Included in the CRMA show are small paintings of rabbits, all variations on a theme, part of a series titled "Women's Work." Hogin created the paintings as an homage to working women worldwide.
"I was thinking of the saying, 'A man can work from sun to sun, but a woman's work is never done' and the gender divisions of labor and privilege that persist everywhere; the fact being that greater professional and intellectual opportunities for educated, demographically lucky women like me has not translated into a more equitable division of labor. There is still such a thing as 'women's work,' and most women are seriously burdened with it. My impulse in making this intensely repetitive, labor-intensive little piece was to honor that labor.
"Of course, the bunny has always been a feminine and feminist icon to me - a symbol of objectification, fertility and reproduction ... and a creature with the ability to claim agency by looking back at the viewer, and growing fangs and claws, and blushing a violent pink as the fact of its assigned identity gathers strength."
Another creature that reappears in various poses, color schemes and roles - from that of the brand-conscious consumer to the profit-seeking, petroleum-loving politician - is the monkey.
"Monkeys in the history of European paintings were always parodies of or stand-ins for human beings, as they are in my works," Hogin said, noting that images of monkeys have figured prominently in her work since 1995.
"Another body of work in the show refers to very specific, politically topical subjects and functions in the same allegorical way as 19th-century political cartoons." Among them is an older work, "Allegory of Politics: Politics Defeats History on a Battlefield of Chickens."
"This painting was made as I listened to the 1996 presidential and vice presidential debates on public radio," Hogin writes in the wall text, "and all I could think was that these people were a bunch of chickens and turkeys whose politics were limited to sentiment, jingoism and fear, or some delicate combination of all three."

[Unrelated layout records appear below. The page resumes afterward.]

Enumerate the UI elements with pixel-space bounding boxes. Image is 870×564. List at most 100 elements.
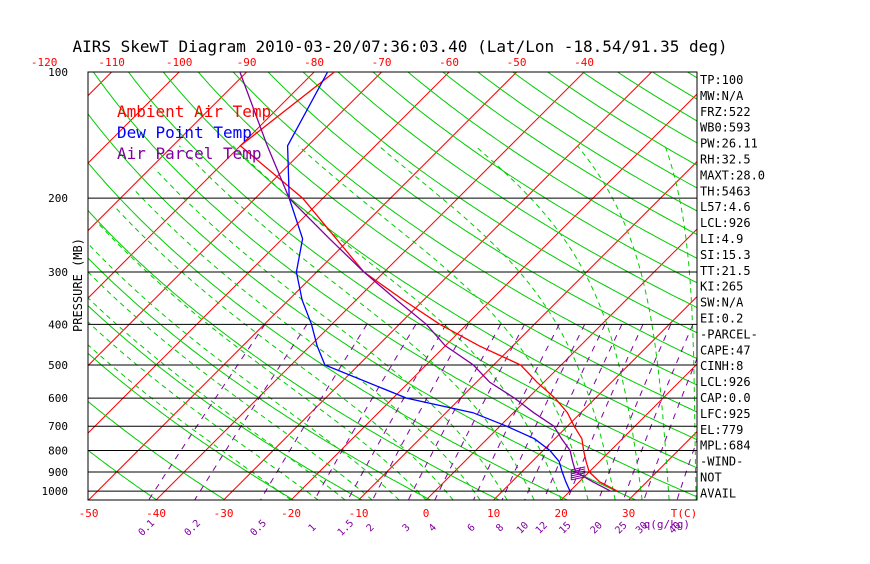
mixing-ratio-tick-label: 6 (466, 522, 478, 534)
mixing-ratio-tick-label: 25 (613, 520, 629, 536)
top-temp-tick-label: -100 (166, 56, 193, 69)
mixing-ratio-tick-label: 15 (557, 520, 573, 536)
isotherm-line (426, 72, 854, 500)
legend-item: Dew Point Temp (117, 123, 252, 142)
moist-adiabat-line (84, 239, 400, 500)
dry-adiabat-line (303, 72, 870, 500)
bottom-temp-tick-label: -30 (214, 507, 234, 520)
sidebar-stat: MAXT:28.0 (700, 168, 765, 182)
y-tick-label: 700 (48, 420, 68, 433)
chart-title: AIRS SkewT Diagram 2010-03-20/07:36:03.4… (72, 37, 727, 56)
legend: Ambient Air Temp Dew Point Temp Air Parcel… (117, 102, 271, 163)
mixing-ratio-line (261, 324, 367, 500)
legend-item: Ambient Air Temp (117, 102, 271, 121)
y-tick-label: 800 (48, 445, 68, 458)
sidebar-stat: MPL:684 (700, 439, 751, 453)
y-tick-label: 200 (48, 192, 68, 205)
sidebar-stat: -PARCEL- (700, 327, 758, 341)
moist-adiabat-line (578, 146, 670, 500)
isotherm-line (0, 72, 44, 500)
mixing-ratio-tick-label: 3 (401, 522, 413, 534)
sidebar-stat: NOT (700, 471, 722, 485)
mixing-ratio-line (314, 324, 416, 500)
isotherm-line (494, 72, 870, 500)
sidebar-stat: FRZ:522 (700, 105, 751, 119)
sidebar-stat: CAPE:47 (700, 343, 751, 357)
moist-adiabat-line (379, 146, 615, 500)
sidebar-stat: RH:32.5 (700, 153, 751, 167)
top-temp-tick-label: -90 (237, 56, 257, 69)
dry-adiabat-line (443, 72, 870, 500)
sidebar-stat: AVAIL (700, 486, 736, 500)
sidebar-stat: EI:0.2 (700, 312, 743, 326)
mixing-ratio-line (348, 324, 446, 500)
sidebar-stat: LCL:926 (700, 375, 751, 389)
mixing-ratio-tick-label: 0.2 (183, 518, 204, 539)
bottom-temp-tick-label: 20 (554, 507, 567, 520)
y-axis-label: PRESSURE (MB) (71, 238, 85, 332)
dry-adiabat-line (408, 72, 870, 500)
moist-adiabat-line (233, 146, 561, 500)
top-temp-tick-label: -70 (372, 56, 392, 69)
sidebar-stat: MW:N/A (700, 89, 744, 103)
sidebar-stat: CAP:0.0 (700, 391, 751, 405)
moist-adiabat-line (665, 146, 696, 500)
legend-item: Air Parcel Temp (117, 144, 262, 163)
mixing-ratio-line (623, 324, 693, 500)
top-temp-tick-label: -40 (574, 56, 594, 69)
bottom-temp-tick-label: -10 (349, 507, 369, 520)
sidebar-stat: TP:100 (700, 73, 743, 87)
dry-adiabat-line (373, 72, 870, 500)
sidebar-stat: LFC:925 (700, 407, 751, 421)
stats-sidebar: TP:100 MW:N/A FRZ:522 WB0:593 PW:26.11 RH:32.… (700, 73, 765, 500)
sidebar-stat: LCL:926 (700, 216, 751, 230)
mixing-ratio-line (525, 324, 605, 500)
top-temp-tick-label: -60 (439, 56, 459, 69)
sidebar-stat: WB0:593 (700, 121, 751, 135)
bottom-temp-tick-label: 10 (487, 507, 500, 520)
moist-adiabat-line (179, 146, 534, 500)
mixing-ratio-tick-label: 1.5 (336, 518, 357, 539)
sidebar-stat: L57:4.6 (700, 200, 751, 214)
sounding-series (240, 72, 617, 491)
bottom-temp-tick-label: 30 (622, 507, 635, 520)
mixing-ratio-tick-label: 4 (427, 522, 439, 534)
bottom-temp-tick-label: -50 (79, 507, 99, 520)
mixing-ratio-tick-label: 0.1 (137, 518, 158, 539)
sidebar-stat: KI:265 (700, 280, 743, 294)
top-temp-tick-label: -80 (304, 56, 324, 69)
sidebar-stat: LI:4.9 (700, 232, 743, 246)
mixing-ratio-tick-label: 10 (515, 520, 531, 536)
y-tick-label: 500 (48, 359, 68, 372)
sidebar-stat: EL:779 (700, 423, 743, 437)
mixing-ratio-tick-label: 20 (589, 520, 605, 536)
dry-adiabat-line (513, 72, 870, 500)
top-temp-tick-label: -120 (31, 56, 58, 69)
sidebar-stat: PW:26.11 (700, 137, 758, 151)
y-tick-label: 600 (48, 392, 68, 405)
mixing-ratio-line (474, 324, 560, 500)
isotherm-line (831, 72, 870, 500)
sidebar-stat: SW:N/A (700, 296, 744, 310)
dry-adiabat-line (233, 72, 870, 500)
dry-adiabat-line (792, 72, 870, 500)
isotherm-line (764, 72, 870, 500)
isotherm-line (0, 72, 112, 500)
mixing-ratio-tick-label: 1 (307, 522, 319, 534)
bottom-temp-tick-label: 0 (423, 507, 430, 520)
mixing-ratio-tick-label: 8 (494, 522, 506, 534)
dry-adiabat-line (0, 72, 20, 500)
top-temp-tick-label: -110 (98, 56, 125, 69)
dry-adiabat-line (478, 72, 870, 500)
dry-adiabat-line (338, 72, 870, 500)
y-tick-label: 900 (48, 466, 68, 479)
mixing-ratio-line (408, 324, 500, 500)
sidebar-stat: -WIND- (700, 455, 743, 469)
mixing-ratio-tick-label: 12 (534, 520, 550, 536)
top-temp-tick-label: -50 (507, 56, 527, 69)
bottom-temp-tick-label: -20 (281, 507, 301, 520)
mixing-ratio-unit-label: q(g/kg) (644, 518, 690, 531)
dry-adiabat-line (827, 72, 870, 500)
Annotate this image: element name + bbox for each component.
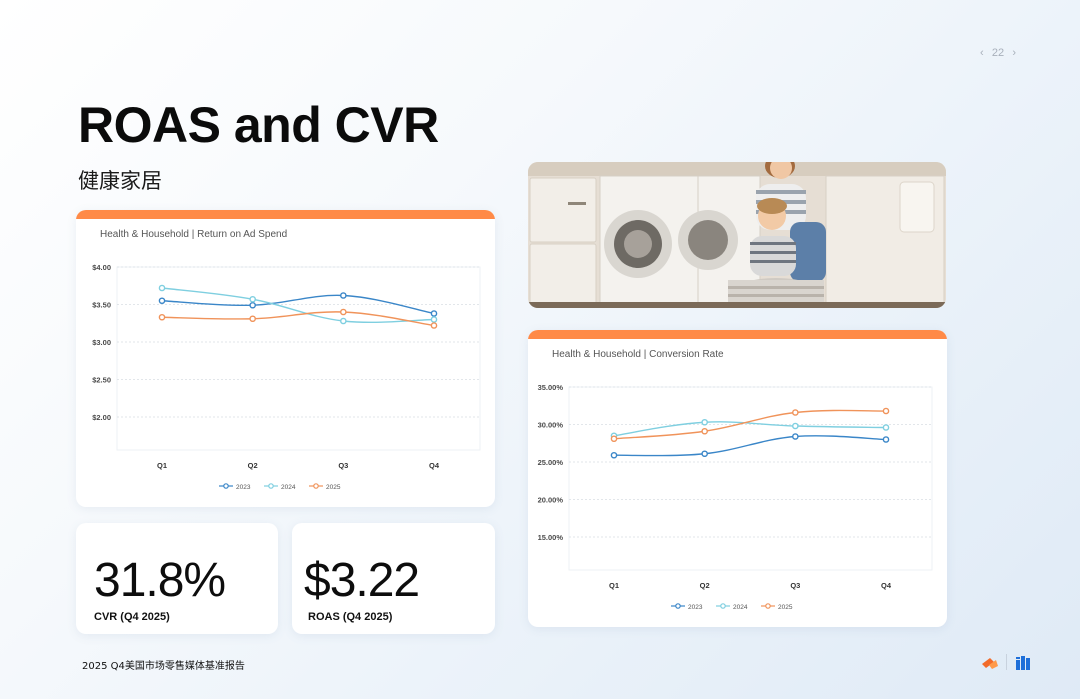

Along with canvases featuring political allegory, Hogin's signature monkeys, bunnies and other hybridized creatures, the CRMA exhibition also includes:
• Three costumed mannequins created to explore themes of consumer culture, stereotypes and identity.
• One of a series of Hogin's "PATRIOT Fungus," a cast resin representation of a naturally occurring species called "artist's fungus," painted red, white and blue to resemble political-campaign bunting.
• Two installation pieces: "Big Bed Empire Bedroom," a full-size replica of a canopy bed with carved text, taxidermy eyes, "mad bunny" sheets and foots stool, and a quilt made of hazardous-waste warning labels; and "The Thrift Project," found T-shirts from thrift stores, which have been imprinted with "iconic or mascot-like animals" and "text that suggests possible satirical meanings for the images."